Barbara Trolley, professor of counselor education at St. Bonaventure University, received the New York State Career Development Association Outstanding Counselor Educator Award at the organization’s 2014 conference held May 30 in Buffalo.
The Outstanding Counselor Educator Award recognizes significant contributions to the field of career development in the following areas: education and mentoring of career counseling students, development of or leadership in exemplary career programs, conducting research and/or publishing in the field and/or advocating efforts to inform and persuade policy makers about career development.
Dr. Patricia A. Bomba has received the 2014 Carol Selinske Founder’s Award from the Hospice & Palliative Care Association of New York State for her work on behalf of hospice and palliative care.
Bomba, a Univera Healthcare vice president and medical director for geriatrics, is an expert on advance care planning and end-of-life issues who served on the Institute of Medicine’s Committee on Transforming End-of-Life Care.
The award recognizes Bomba’s work in the creation of the state’s form for medical orders for life-sustaining treatment (MOLST). The form tells emergency medical personnel whether or not to administer life-saving procedures in the event of a medical emergency, and contains other information about a patient’s wishes for end-of-life care.
Environmentalist Frederick Stoss, associate librarian and subject specialist for biological and environmental sciences and mathematics at the University at Buffalo, has received the first Friend of the Biblioteca Nacional Aruba Award for his work with the group’s in green education programming and for helping to create the library’s Caribbean Energy, Environmental, and Sustainability Program. The award was presented at the third annual Green Education Symposium Aruba at Casa di Cultura in Oranjestad, Aruba.
Stoss has been an environmental researcher and advocate since his student days. He holds degrees in biology, zoology and information studies, has conducted a decade of research in toxicology and environmental health, and has dedicated his professional life to sustainability research and environmental advocacy.
As a graduate student, he built the first national acid rain database from the ground up. That project led to his work as a co-editor for “Trends: A Compendium of Data on Global Change,” the Oak Ridge National Laboratory’s award-winning comprehensive global climate change reference work, where he worked while conducting research with the University of Tennessee.
Alana N. Christopher was named the recipient of The COOP Service Prizes at Hamilton College’s annual Class and Charter Day.

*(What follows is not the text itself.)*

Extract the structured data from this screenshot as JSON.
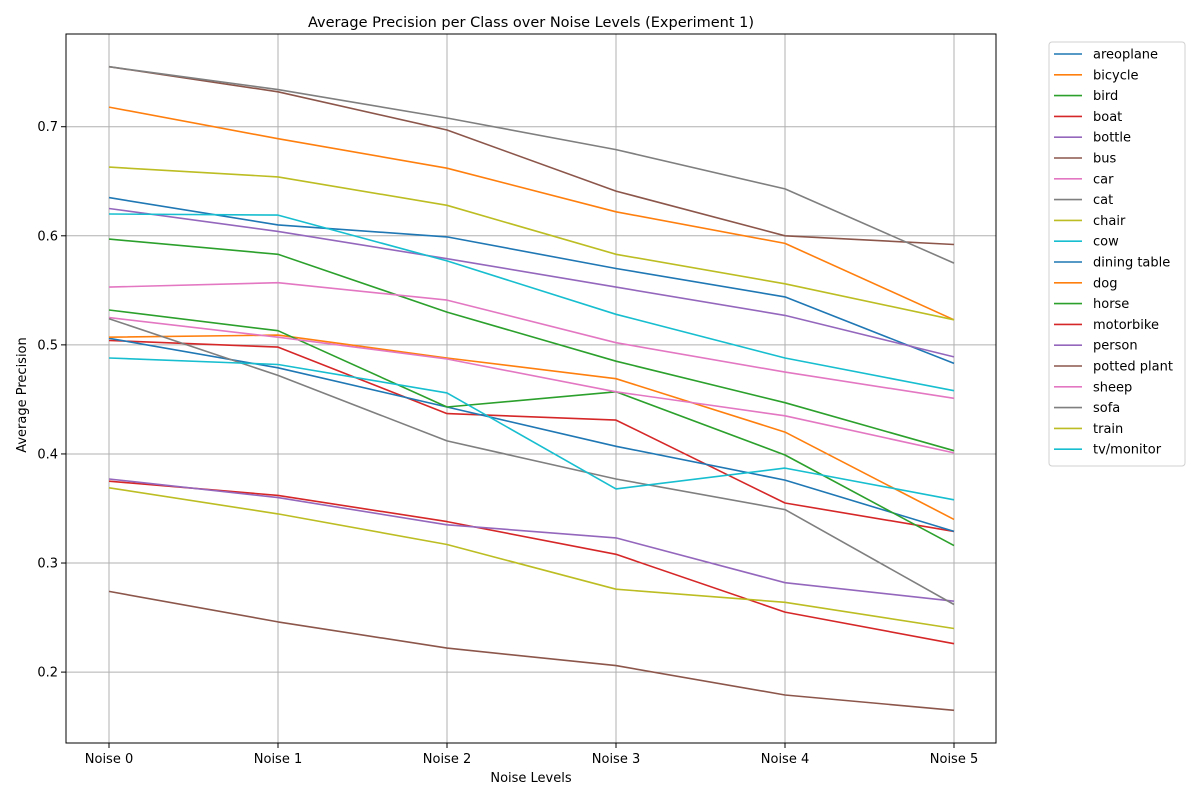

The awards go to seniors who, over the course of their college careers, have demonstrated exceptional dedication to community service at Hamilton and leadership in making a difference in the lives of people and service organizations, both in our local area and in communities assisted by Alternative Spring Break work trips.
Christopher, a senior majoring in English, is a graduate of Williamsville North High School and the daughter of Mary and John Christopher of East Amherst.
Two University at Buffalo sophomores majoring in physics received the Barry Goldwater Scholarship – Sean Rhett-Burke Bearden, a physics and applied mathematics student from the Town of Tonawanda, and Nigel Stephen Michki, a UB computational physics student from Grand Island. They are among 283 undergraduates to receive the award this year from a pool of 1,166 applicants. Both want to use their knowledge to pursue research that improves society, advancing technologies in industries such as computing and medicine.
The scholarship, established by Congress in 1986 in honor of Sen. Barry Goldwater, provides up to $7,500 per year to cover educational expenses of outstanding students pursuing careers in math, the natural sciences and engineering.
Universities may nominate up to four undergraduates each year, and each of UB’s four 2014 nominees – all UB Honors Scholars – received recognition. Sophomores Stephanie Kong, a chemical engineering student, and Kristina Monakhova, an electrical engineering student, earned honorable mentions.